Da una lettera di Van Gogh al fratello Theo:
In primavera un uccello chiuso in gabbia sa perfettamente che c'è qualcosa per cui egli è adatto, sente benissimo che ci sarebbe qualcosa da fare, ma non ci può far nulla, e cos'è questo?
Non si ricorda bene, ha idee vaghe e dice: "Gli altri fanno i loro nidi e portano fuori i loro piccoli e li crescono" e poi sbatte la testa contro le grate della gabbia. Ma la gabbia resiste e l'uccello impazzisce dal dolore.
"Guarda che fannullone", dice un altro uccello che passa lì davanti, "quello è un tipo che vive di rendita''.
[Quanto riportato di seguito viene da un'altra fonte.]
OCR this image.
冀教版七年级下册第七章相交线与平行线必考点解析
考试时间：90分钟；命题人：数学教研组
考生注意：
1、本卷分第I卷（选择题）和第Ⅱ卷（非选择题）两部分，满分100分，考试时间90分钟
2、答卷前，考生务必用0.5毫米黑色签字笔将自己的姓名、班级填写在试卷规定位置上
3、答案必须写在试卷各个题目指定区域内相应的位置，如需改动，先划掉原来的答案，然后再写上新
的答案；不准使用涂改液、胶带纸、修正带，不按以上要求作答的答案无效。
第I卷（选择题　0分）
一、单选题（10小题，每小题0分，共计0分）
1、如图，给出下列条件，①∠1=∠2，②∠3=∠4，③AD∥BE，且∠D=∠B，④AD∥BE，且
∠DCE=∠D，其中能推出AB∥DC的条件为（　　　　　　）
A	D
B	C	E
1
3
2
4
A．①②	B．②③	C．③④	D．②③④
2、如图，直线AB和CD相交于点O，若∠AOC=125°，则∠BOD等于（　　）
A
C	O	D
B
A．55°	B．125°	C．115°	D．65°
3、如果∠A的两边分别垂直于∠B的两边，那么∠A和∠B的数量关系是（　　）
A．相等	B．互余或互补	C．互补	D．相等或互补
Eppure il prigioniero continua a vivere, non muore, nulla traspare di quel che ha dentro, è in buona salute, e di tanto in tanto i raggi del sole lo rallegrano. Ma poi viene il tempo degli amori. Ondate di depressione.
I ragazzi che lo accudiscono si domanda cosa può desiderare. E lui sta appollaiato con lo sguardo proteso verso il cielo turgido, carico di tempesta, dove sta minacciando un temporale, e dentro di sé sente ribellione per la sua sorte.
"Io me ne stò in gabbia,stò in prigione, e non mi manca niente, imbecilli! Ho tutto ciò di cui ho bisogno! Ma per piacere, libertà, lasciatemi essere un uccello come gli altri!".